Excellent article.
Mar. 22nd, 2005 08:59 am![[personal profile]](https://www.dreamwidth.org/img/silk/identity/user.png)
No matter where you stand on the Terry Schiavo case, you have to worry about the raw power grab by Congress in interfering in a state court ruling. Here's a good article on the subject:
Power abused, democracy corrupted
By Howard Troxler
St. Petersburg Times, March 21, 2005
The end justifies the means.
When you have enough power, you can tell the courts to get lost, you can overrule the self-government of an entire state, you can obliterate the rule of law.
It does not matter that Florida's courts ruled that Terri Schiavo expressed the wish not to kept alive artificially. We are entitled to ignore court rulings.
Neither does it matter that the doctors say that her brain has largely turned to fluid. We may dismiss these facts with a wave of the hand, or a sound bite on CNN.
Congress knows all. The federal government knows all. The strutting Tom DeLay and the unctuous Bill Frist know more than all the judges and doctors combined.
They are cynically armed with their internal memo about how many votes they are going to get out of the Christians. Some members of Congress speechified without knowing how to pronounce Terri Schiavo's name, or the most basic facts.
Tom DeLay's conduct is odious. He represents everything bad about Congress. His principal pastime is raising large amounts of money from wicked people in return for hurting the public good.
The notion that Tom DeLay of Texas is entitled to usurp Florida's rule of law with the claim of being morally superior is akin to Bill Clinton coming down to lecture us on marital fidelity.
On top of that, anyone in the way of these half-witted bombasts is a devil. It is not possible that Michael Schiavo might actually believe he is doing what Terri wanted - no. He is a murderer. It is not possible Judge George Greer actually made what he thought was the correct legal decision - he is "merciless."
If you are cheering because Congress acted in the midnight hour to "save" Terri, be sure of what you are cheering for.
You are applauding a Congress for throwing out the rulings of the courts, throwing out the due process of the states, and substituting its own will.
The difference between me and so-called "conservatives" is that when I say the power of government is a dangerous beast to be feared, I actually mean it.
Let me ask you a question.
Let's say that the next president is... Hillary Rodham Clinton.

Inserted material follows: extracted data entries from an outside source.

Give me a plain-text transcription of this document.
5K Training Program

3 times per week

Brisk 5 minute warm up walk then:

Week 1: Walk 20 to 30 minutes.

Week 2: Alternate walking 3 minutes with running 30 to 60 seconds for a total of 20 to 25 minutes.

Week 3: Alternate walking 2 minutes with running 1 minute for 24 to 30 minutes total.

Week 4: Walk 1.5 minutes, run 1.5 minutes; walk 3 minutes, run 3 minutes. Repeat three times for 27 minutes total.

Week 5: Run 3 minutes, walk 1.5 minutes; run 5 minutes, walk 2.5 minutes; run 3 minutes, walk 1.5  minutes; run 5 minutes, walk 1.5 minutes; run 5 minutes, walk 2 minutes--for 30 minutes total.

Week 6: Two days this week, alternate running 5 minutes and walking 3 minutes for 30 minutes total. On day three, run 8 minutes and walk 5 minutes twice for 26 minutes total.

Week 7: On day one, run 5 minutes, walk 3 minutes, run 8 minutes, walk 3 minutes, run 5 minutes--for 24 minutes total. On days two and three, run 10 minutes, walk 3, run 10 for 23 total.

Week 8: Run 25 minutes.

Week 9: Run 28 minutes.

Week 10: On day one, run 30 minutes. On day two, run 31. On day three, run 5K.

I know, I know. But just say.
Do you also believe that ol' Hil should have the power to wipe out the rulings of the courts and the states, with the wave of her magic wand?
No?
Then maybe you are clinging to a very foolish belief. Maybe you believe that the government will trample over the courts only when you agree. Well, good luck.
There was an Englishman named Thomas More. He is most famous for refusing to approve Henry VIII's divorce, and paying for his principles with his head.
In the play about More's life titled A Man for All Seasons, More debates a character named Roper, who wants to ignore the law to fight evil:
Roper: So now you'd give the devil the benefit of law?
More: Yes. What would you do? Cut a great road through the law to get after the devil?
Roper: I'd cut down every tree in England to do that.
More: Oh, and when the last law was down and the devil turned on you where would you hide, Roper, all the laws being flat? This country is planted thick with laws from coast to coast, man's laws not God's, and if you cut them down - and you're just the man to do it - do you really think that you could stand upright in the winds that would blow then? Yes, I'd give the devil the benefit of the law, for my own safety's sake.
For the sake of headlines and self-righteousness, the U.S. Congress waited until the final seconds of a years-long, agonizing legal process to say that our law does not count. Many well-meaning people are cheering. And so one more tree falls.
no subject
Date: 22 Mar 2005 17:09 (UTC)no subject
Date: 22 Mar 2005 17:48 (UTC)However, those same leftists have a rather lengthy record of supporting federal intrusion into state and individual prerogatives. Virtually every aspect of the New Deal and Great Society programs are and were contrary to the federal constitution. So is federal spending on education. And so was the Roe v Wade decision (and I'm a pro-choice libertarian). Where was their outrage then? They're rather late to the party, I think, and they'll be gone as soon as the next opportunity to vote for more federal dollars for a pet program arises.